We were sad to leave our lovely Casa in Playa Larga but it is nice to be back in Havana after two weeks on the road. Maura greets us like long lost members of the family.
We head out on the now familiar streets where the vibrancy and energy, the smells and the sounds of the city tantalise our senses. People rattle small musical instruments to draw our attention to their tiny shop, otherwise missed in the mass of other sights crowding our vision.
A beautiful old building housing a gallery is worth a look. Attendants wave us in but soon make a feeble attempt at guiding us round the art in hopes of a tip.
A young man claiming to be a Canadian Punjabi attempts to befriend us as we sip our generous limonade frappes. His English is perfect and his spiel is beguiling but I am sure it is a scam of some kind so we deter him from joining us. I had seen a man claiming to be a Mexican try the same thing with two other foreign women on our first stay in Havana.
The local young men trying to befriend and help you are much easier to spot but it does require persistent head down walking on to deter them. Do not engage, is my catch phrase for these occasions.
We meet so many wonderful people though, generous, helpful, happy in themselves.
Our last full day is finally the excursion to El Morro, the massive fort on the other side of the channel entrance to Havana Harbour. Built in the 16th century to try to protect Havana from pirates not to mention the French and the English invaders.

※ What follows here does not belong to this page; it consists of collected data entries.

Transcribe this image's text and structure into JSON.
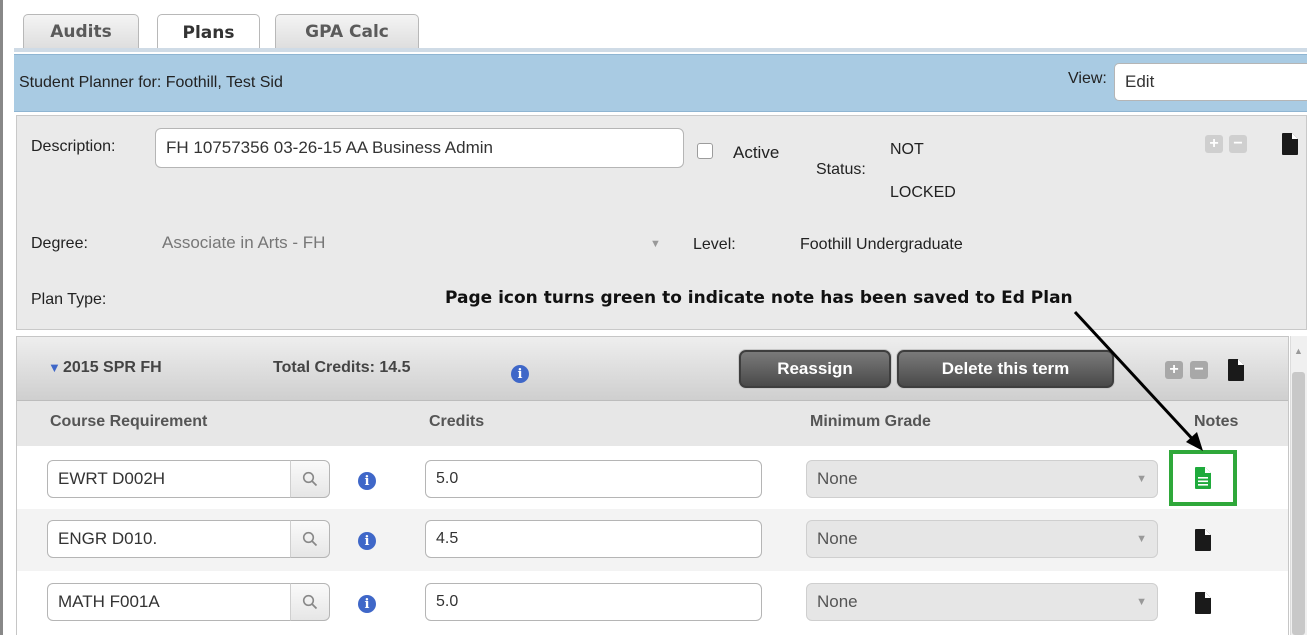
{
  "tabs": [
    {
      "label": "Audits"
    },
    {
      "label": "Plans"
    },
    {
      "label": "GPA Calc"
    }
  ],
  "header": {
    "title": "Student Planner for: Foothill, Test Sid",
    "view_label": "View:",
    "view_value": "Edit"
  },
  "plan": {
    "description_label": "Description:",
    "description_value": "FH 10757356 03-26-15 AA Business Admin",
    "active_label": "Active",
    "status_label": "Status:",
    "status_value_line1": "NOT",
    "status_value_line2": "LOCKED",
    "degree_label": "Degree:",
    "degree_value": "Associate in Arts - FH",
    "level_label": "Level:",
    "level_value": "Foothill Undergraduate",
    "plan_type_label": "Plan Type:",
    "annotation": "Page icon turns green to indicate note has been saved to Ed Plan"
  },
  "term": {
    "name": "2015 SPR FH",
    "total_credits": "Total Credits: 14.5",
    "reassign_label": "Reassign",
    "delete_label": "Delete this term",
    "columns": {
      "course": "Course Requirement",
      "credits": "Credits",
      "grade": "Minimum Grade",
      "notes": "Notes"
    },
    "rows": [
      {
        "course": "EWRT D002H",
        "credits": "5.0",
        "grade": "None",
        "note_saved": true
      },
      {
        "course": "ENGR D010.",
        "credits": "4.5",
        "grade": "None",
        "note_saved": false
      },
      {
        "course": "MATH F001A",
        "credits": "5.0",
        "grade": "None",
        "note_saved": false
      }
    ]
  },
  "colors": {
    "header_bg": "#a9cbe3",
    "note_saved_green": "#1faa3c",
    "highlight_box": "#2fa83a",
    "info_blue": "#3f67c8"
  }
}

We walk in the footsteps of so many in this long history of Havana. Those who tried to protect the city and where fierce battles were engaged, but also where many more friendly visitors came to visit the massive fort and to admire the Havana skyline from the other side over the centuries.
In a bookshop in tiny Remedios, I found a book called Travelers’ Tales of Old Cuba. Fascinating letters and diary entries the first being from 1678. There are many descriptions from travelers in the 19th century most of whom include their visit to El Morro.
Cuba has a rich and often bloodthirsty history. The original trusting inhabitants were wiped out. It was the haunt of pirates and the location of a slave trade triggered mainly for the sugar plantations.
The English finally took El Morro from the land side in tne 18th century after failing to breach it from the sea. There is a very good history of that bloody battle located at El Morro itself.
There are so many memorable things about Havana and Cuba. At dawn, men call out in the street, sometimes with a whistle in the city to attract attention, selling fresh bread and other produce. The jolt to your senses as the cannon belts out its regular 9pm round, so loud from where we are staying in Havana Vieja.
Patience is the word here for so many things. I love the road courtesy, seeing no evidence whatsoever of road rage. A horse and cart or a bicycle taxi blocking the way is no problem at all, no matter how long it takes to pass safely.
Life has freed up in the last 7 years or so and in general many people have a little more than they did. However it is expensive and still hard to get many things. Absolutely anything could be repaired on the street by someone in Havana is my memory from 10 years ago. Now it is rarer to see a repair man on a pavement stall.
We met Antonio working one of his three jobs as a carpark attendant who was struggling to make ends meet. Another lovely man, a Doctor, waiting to collect tourists with his beautiful 1951 classic car, shared a little about his life. No matter your occupation, everyone is paid the same, so any connection you can make with the tourist dollar will help to make life easier.